Das Iges-Institut unterstellt dabei, dass sich die Ausgaben für die Beihilfe bis 2030 auf mehr als 20 Milliarden Euro fast verdoppeln würden. Bereits 2014 gaben Bund und Länder für die Krankenversorgung der Beamten knapp zwölf Milliarden Euro aus. Außerdem gehen die Forscher davon aus, dass mit diesem Systemwechsel zwei Drittel der bislang 3,1 Millionen privat versicherten Beamten und Pensionäre in eine gesetzliche Kasse wechseln würden, weil sie unterhalb der Einkommensgrenze für einen möglichen Wechsel in die PKV liegen. Weitere 20 Prozent würden auf die gesetzliche Variante setzen, weil sie davon finanziell profitieren. Neun von zehn Beamten wären dann gesetzlich krankenversichert. Nach den Berechnungen des Instituts könnten die Krankenkassen so - trotz der höheren Ausgaben für die neuen Mitglieder - gut drei Milliarden Euro mehr einnehmen und ihre Beiträge leicht senken.

Krankenversicherung: Alte Pfründe: Die allermeisten Beamten sind privat krankenversichert.

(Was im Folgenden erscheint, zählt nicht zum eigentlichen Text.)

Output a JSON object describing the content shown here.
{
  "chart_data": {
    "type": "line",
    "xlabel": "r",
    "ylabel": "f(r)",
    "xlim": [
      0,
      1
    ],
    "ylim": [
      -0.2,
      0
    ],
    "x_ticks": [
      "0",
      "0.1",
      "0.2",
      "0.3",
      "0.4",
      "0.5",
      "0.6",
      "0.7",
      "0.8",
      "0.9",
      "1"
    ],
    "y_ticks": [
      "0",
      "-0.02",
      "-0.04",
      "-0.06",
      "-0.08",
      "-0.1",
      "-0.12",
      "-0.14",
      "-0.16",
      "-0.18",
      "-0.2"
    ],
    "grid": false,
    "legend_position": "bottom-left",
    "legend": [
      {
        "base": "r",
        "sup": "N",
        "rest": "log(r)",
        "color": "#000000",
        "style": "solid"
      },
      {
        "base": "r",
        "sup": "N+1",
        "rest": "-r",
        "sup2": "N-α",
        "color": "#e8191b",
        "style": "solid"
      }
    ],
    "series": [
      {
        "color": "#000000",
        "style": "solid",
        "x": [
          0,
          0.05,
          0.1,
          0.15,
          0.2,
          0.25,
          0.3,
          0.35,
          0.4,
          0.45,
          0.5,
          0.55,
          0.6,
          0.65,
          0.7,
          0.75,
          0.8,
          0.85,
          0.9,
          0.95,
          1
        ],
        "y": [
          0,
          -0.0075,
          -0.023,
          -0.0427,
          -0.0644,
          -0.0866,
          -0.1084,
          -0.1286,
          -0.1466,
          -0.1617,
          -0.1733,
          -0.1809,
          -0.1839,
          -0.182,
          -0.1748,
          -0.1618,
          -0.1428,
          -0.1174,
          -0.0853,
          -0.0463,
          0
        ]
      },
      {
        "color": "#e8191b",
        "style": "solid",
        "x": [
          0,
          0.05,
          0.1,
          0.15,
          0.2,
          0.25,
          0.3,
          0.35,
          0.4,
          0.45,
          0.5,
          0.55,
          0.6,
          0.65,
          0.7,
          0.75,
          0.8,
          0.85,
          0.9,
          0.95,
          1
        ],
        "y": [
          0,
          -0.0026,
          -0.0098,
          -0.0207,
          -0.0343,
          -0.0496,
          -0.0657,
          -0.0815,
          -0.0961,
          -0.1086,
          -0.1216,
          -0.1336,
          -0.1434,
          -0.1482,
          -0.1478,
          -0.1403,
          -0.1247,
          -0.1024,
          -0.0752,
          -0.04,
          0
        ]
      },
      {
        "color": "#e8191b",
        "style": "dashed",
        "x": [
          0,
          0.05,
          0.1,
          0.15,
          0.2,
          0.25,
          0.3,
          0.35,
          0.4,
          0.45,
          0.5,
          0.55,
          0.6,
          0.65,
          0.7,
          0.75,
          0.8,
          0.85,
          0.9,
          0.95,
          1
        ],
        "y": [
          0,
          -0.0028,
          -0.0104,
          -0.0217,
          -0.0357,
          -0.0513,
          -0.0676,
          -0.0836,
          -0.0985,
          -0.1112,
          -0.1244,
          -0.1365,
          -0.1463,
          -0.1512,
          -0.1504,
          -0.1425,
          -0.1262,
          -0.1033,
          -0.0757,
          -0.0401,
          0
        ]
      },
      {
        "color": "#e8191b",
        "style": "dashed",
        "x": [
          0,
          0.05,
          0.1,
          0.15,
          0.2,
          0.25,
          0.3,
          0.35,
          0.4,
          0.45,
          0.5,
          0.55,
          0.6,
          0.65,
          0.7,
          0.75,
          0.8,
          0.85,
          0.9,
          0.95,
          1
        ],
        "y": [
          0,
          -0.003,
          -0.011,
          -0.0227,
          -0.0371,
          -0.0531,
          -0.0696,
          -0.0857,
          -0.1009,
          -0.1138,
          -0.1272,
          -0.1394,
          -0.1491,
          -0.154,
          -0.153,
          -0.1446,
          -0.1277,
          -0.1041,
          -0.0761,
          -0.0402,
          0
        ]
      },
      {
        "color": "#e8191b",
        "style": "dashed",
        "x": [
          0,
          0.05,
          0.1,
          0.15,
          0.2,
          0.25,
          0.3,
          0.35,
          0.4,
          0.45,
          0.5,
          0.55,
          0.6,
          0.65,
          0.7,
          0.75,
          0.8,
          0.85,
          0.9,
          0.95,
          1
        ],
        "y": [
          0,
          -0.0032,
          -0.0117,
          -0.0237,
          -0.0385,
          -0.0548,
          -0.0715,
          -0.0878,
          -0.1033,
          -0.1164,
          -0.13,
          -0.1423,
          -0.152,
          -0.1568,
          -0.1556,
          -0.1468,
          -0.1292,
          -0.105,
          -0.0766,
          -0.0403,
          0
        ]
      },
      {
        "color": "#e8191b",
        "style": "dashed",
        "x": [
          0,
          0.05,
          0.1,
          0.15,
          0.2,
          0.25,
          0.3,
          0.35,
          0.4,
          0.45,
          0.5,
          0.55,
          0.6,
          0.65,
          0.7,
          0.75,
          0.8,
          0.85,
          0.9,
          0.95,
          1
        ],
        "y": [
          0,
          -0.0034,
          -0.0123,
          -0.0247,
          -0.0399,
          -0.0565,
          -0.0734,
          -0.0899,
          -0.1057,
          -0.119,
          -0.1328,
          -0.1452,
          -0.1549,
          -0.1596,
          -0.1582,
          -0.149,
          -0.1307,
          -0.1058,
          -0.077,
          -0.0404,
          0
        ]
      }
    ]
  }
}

Alte Pfründe: Die allermeisten Beamten sind privat krankenversichert.

(Foto: imago)

Die Studie lässt aber offen, ob der Wegfall der Beihilfe gegen die Grundsätze des Berufsbeamtentums verstößt und verfassungsrechtlich überhaupt möglich ist. Unklar bleibt auch, ob die Altersrückstellungen der Beamten in der PKV sich einfach auf die gesetzliche Krankenversicherung übertragen lassen. In der Studie werden diese auf immerhin 72 Milliarden Euro geschätzt. Die Autoren räumen außerdem ein, dass es bei Ärzten und Krankenhäusern zu Umsatzausfällen von mehr als sechs Milliarden Euro kommen könnte, da sie für Privatpatienten mehr abrechnen dürfen. Ärzte und Kliniken könnten dann versuchen, die entgangenen Honorare an anderer Stelle wieder hereinzuholen.

Entsprechend scharf fiel die Kritik an der Untersuchung aus: Die Beihilfe gehöre "zum Gesamtpaket der Alimentation von Beamten durch den Dienstherrn", sagte der Vorsitzende des Beamtenbunds, Klaus Dauderstädt. Diese könne man nicht einfach abschaffen. Der PKV-Verband warnte vor steigenden Beiträgen für gesetzlich Versicherte und einer schlechteren Versorgung. Das Rechenwerk der Studie sei "nicht tragfähig". Maria Michalk, gesundheitspolitische Sprecherin der CDU/CSU-Bundestagsfraktion, sprach sich dafür aus, den Wettbewerb zwischen privater und gesetzlicher Krankenversicherung zu erhalten. Dieser habe sich "im Hinblick auf die Qualität der Krankenversicherung in Deutschland bewährt".

SPD, Grüne, Linke und der DGB plädierten hingegen für eine Bürgerversicherung, in die alle einzahlen müssen. Sind Beamte in die gesetzliche Krankenversicherung einbezogen, stelle sich die Frage, "weshalb die anderen Privatversicherten in dem teureren und weniger effizienten System bleiben sollten", sagte SPD-Gesundheitsexperte Karl Lauterbach. Diese müssten dann wohl die noch stärkeren Kosten tragen, ohne dass sich an der "Zweiklassen-Medizin" etwas ändere. Dies ergebe "keinen Sinn".